St. Wolfgang – Das Vermächtnis des kritischen Gemeinderates Rupert Numberger wird fortgeführt. Eine eigene Wählervereinigung „Entwicklung Gemeinsam“ hatte Numberger kurz vor der Kommunalwahl 2014 gegründet. Der Mühlberger Bio-Landwirt war 27 Jahre im St. Wolfganger Gemeinderat (größtenteils für die SPD) und im August 2017 unerwartet mit 59 Jahren verstorben.
In seinem Sinne wird die Wählergemeinschaft fortgeführt; sie hat nun eine Kandidatenliste für die kommende Kommunalwahl aufgestellt. Ein Bürgermeisterkandidat stand nicht zur Diskussion.
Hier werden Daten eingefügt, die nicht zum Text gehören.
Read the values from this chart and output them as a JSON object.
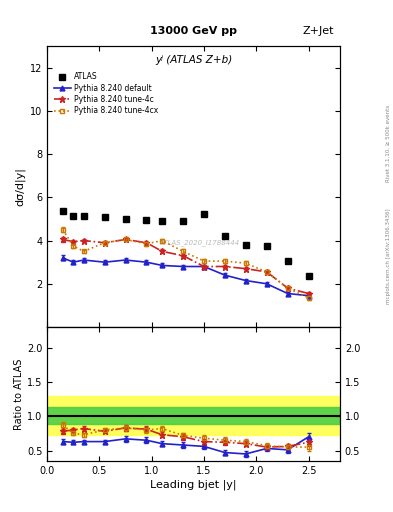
{
  "title_center": "13000 GeV pp",
  "title_right": "Z+Jet",
  "panel_title": "yʲ (ATLAS Z+b)",
  "ylabel_main": "dσ/d|y|",
  "ylabel_ratio": "Ratio to ATLAS",
  "xlabel": "Leading bjet |y|",
  "right_label_top": "Rivet 3.1.10, ≥ 500k events",
  "right_label_mid": "mcplots.cern.ch [arXiv:1306.3436]",
  "watermark": "ATLAS_2020_I1788444",
  "atlas_x": [
    0.15,
    0.25,
    0.35,
    0.55,
    0.75,
    0.95,
    1.1,
    1.3,
    1.5,
    1.7,
    1.9,
    2.1,
    2.3,
    2.5
  ],
  "atlas_y": [
    5.35,
    5.15,
    5.15,
    5.1,
    5.0,
    4.95,
    4.9,
    4.9,
    5.25,
    4.2,
    3.8,
    3.75,
    3.05,
    2.35
  ],
  "x_pts": [
    0.15,
    0.25,
    0.35,
    0.55,
    0.75,
    0.95,
    1.1,
    1.3,
    1.5,
    1.7,
    1.9,
    2.1,
    2.3,
    2.5
  ],
  "y_default": [
    3.2,
    3.0,
    3.1,
    3.0,
    3.1,
    3.0,
    2.85,
    2.8,
    2.8,
    2.4,
    2.15,
    2.0,
    1.55,
    1.45
  ],
  "yerr_default": [
    0.12,
    0.08,
    0.08,
    0.08,
    0.09,
    0.09,
    0.09,
    0.09,
    0.09,
    0.09,
    0.09,
    0.09,
    0.09,
    0.09
  ],
  "y_tune4c": [
    4.05,
    3.95,
    4.0,
    3.9,
    4.05,
    3.9,
    3.5,
    3.3,
    2.8,
    2.8,
    2.7,
    2.55,
    1.8,
    1.55
  ],
  "yerr_tune4c": [
    0.12,
    0.08,
    0.08,
    0.08,
    0.09,
    0.09,
    0.09,
    0.09,
    0.09,
    0.09,
    0.09,
    0.09,
    0.09,
    0.09
  ],
  "y_tune4cx": [
    4.5,
    3.75,
    3.5,
    3.9,
    4.05,
    3.85,
    4.0,
    3.5,
    3.05,
    3.05,
    2.95,
    2.55,
    1.8,
    1.35
  ],
  "yerr_tune4cx": [
    0.12,
    0.08,
    0.08,
    0.08,
    0.09,
    0.09,
    0.09,
    0.09,
    0.09,
    0.09,
    0.09,
    0.09,
    0.09,
    0.09
  ],
  "ratio_default": [
    0.63,
    0.62,
    0.63,
    0.63,
    0.67,
    0.65,
    0.6,
    0.58,
    0.56,
    0.47,
    0.45,
    0.53,
    0.51,
    0.7
  ],
  "ratio_err_default": [
    0.04,
    0.03,
    0.03,
    0.03,
    0.04,
    0.04,
    0.04,
    0.04,
    0.04,
    0.04,
    0.04,
    0.04,
    0.04,
    0.05
  ],
  "ratio_tune4c": [
    0.78,
    0.8,
    0.82,
    0.78,
    0.83,
    0.81,
    0.73,
    0.7,
    0.63,
    0.62,
    0.6,
    0.55,
    0.56,
    0.62
  ],
  "ratio_err_tune4c": [
    0.04,
    0.03,
    0.03,
    0.03,
    0.04,
    0.04,
    0.04,
    0.04,
    0.04,
    0.04,
    0.04,
    0.04,
    0.04,
    0.05
  ],
  "ratio_tune4cx": [
    0.87,
    0.75,
    0.73,
    0.8,
    0.83,
    0.8,
    0.82,
    0.72,
    0.68,
    0.65,
    0.63,
    0.57,
    0.55,
    0.55
  ],
  "ratio_err_tune4cx": [
    0.04,
    0.03,
    0.03,
    0.03,
    0.04,
    0.04,
    0.04,
    0.04,
    0.04,
    0.04,
    0.04,
    0.04,
    0.04,
    0.05
  ],
  "color_default": "#2222cc",
  "color_tune4c": "#cc2222",
  "color_tune4cx": "#cc7700",
  "xlim": [
    0.0,
    2.8
  ],
  "ylim_main": [
    0,
    13
  ],
  "yticks_main": [
    2,
    4,
    6,
    8,
    10,
    12
  ],
  "ylim_ratio": [
    0.35,
    2.3
  ],
  "yticks_ratio": [
    0.5,
    1.0,
    1.5,
    2.0
  ]
}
Numberger war 2014 nach den Wahlen noch gemeinsam mit Birgit Eberl in den Gemeinderat eingezogen, die nun die Aufstellungsversammlung im Gasthaus in Klaus zusammen mit ihrem Vater Markus Eberl leitete. Der war für Numberger nachgerückt. Birgit Eberl musste aus beruflichen Gründen im August 2017 ausscheiden. Für sie rückte Landwirt Anton Brandl nach.
Das Interesse, sich für ein kommunales Ehrenamt bei „Entwicklung Gemeinsam“ zu engagieren, sei „a bisserl spärlich“, meinte Listensprecher Markus Eberl in der Versammlung. Knapp zwanzig Besucher waren gekommen, 16 Kandidaten galt es für den Gemeinderat zu finden.
Brandl sagte eine weitere Kandidatur aus persönlichen Gründen und Arbeitsbelastungen auf seinem Hof ab. „Ich wäre dabei gewesen“, versicherte Birgit Eberl, die durfte aber nicht, da sie in München wohnt. Am Ende einer Diskussion fanden sich sechs Kandidaten.
Eine Besucherin hatte vor der Wahl bedauert, dass keine Frauen gekommen seien. Das sei bei der Wahl ein Nachteil, denn die Hälfte der Wähler seien schließlich Frauen. Angeregt wurde eine Versammlungsverschiebung, um noch mal speziell Frauen zur Kandidatur zu motivieren. Die Kritik, man habe zu wenig Werbung gemacht, wurde nicht gesehen. Eberl sagte, es sei öffentlich eingeladen und auch persönlich Leute angesprochen worden. Wenn dann nicht mehr kommen und sich interessieren, könne man halt nichts machen, bedauerte Eberl. Eine Abstimmung über eine Verschiebung wurde mit 5:9 Stimmen abgelehnt.
Kleine Opposition
wäre das Ziel
Eberl hatte erklärt, er habe sich verpflichtet gefühlt, das Erbe Numbergers weiterzuführen. „Entwicklung Gemeinsam“ stehe weiter für eine offene, transparente Gemeinderatspolitik. Ziele seinen die Verbesserung von Nahverkehrsverbindungen, etwa zum Dorfener Bahnhof, Schaffung von bezahlbarem Bauland und wohnortnahen Arbeitsplätzen, moderates Wachstum, umweltschonender Umgang mit der Natur, der Erhalt der Feuerwehren und Daseinsvorsorgeeinrichtungen. „Gut“ fand man, wenn „Entwicklung Gemeinsam“ wieder mit zwei Leuten im Gemeinderat als „kleine Opposition“ vertreten wäre. Bei der Aufstellung der Liste (siehe Infobox) wurde eine Mehrfachnennung beschlossen.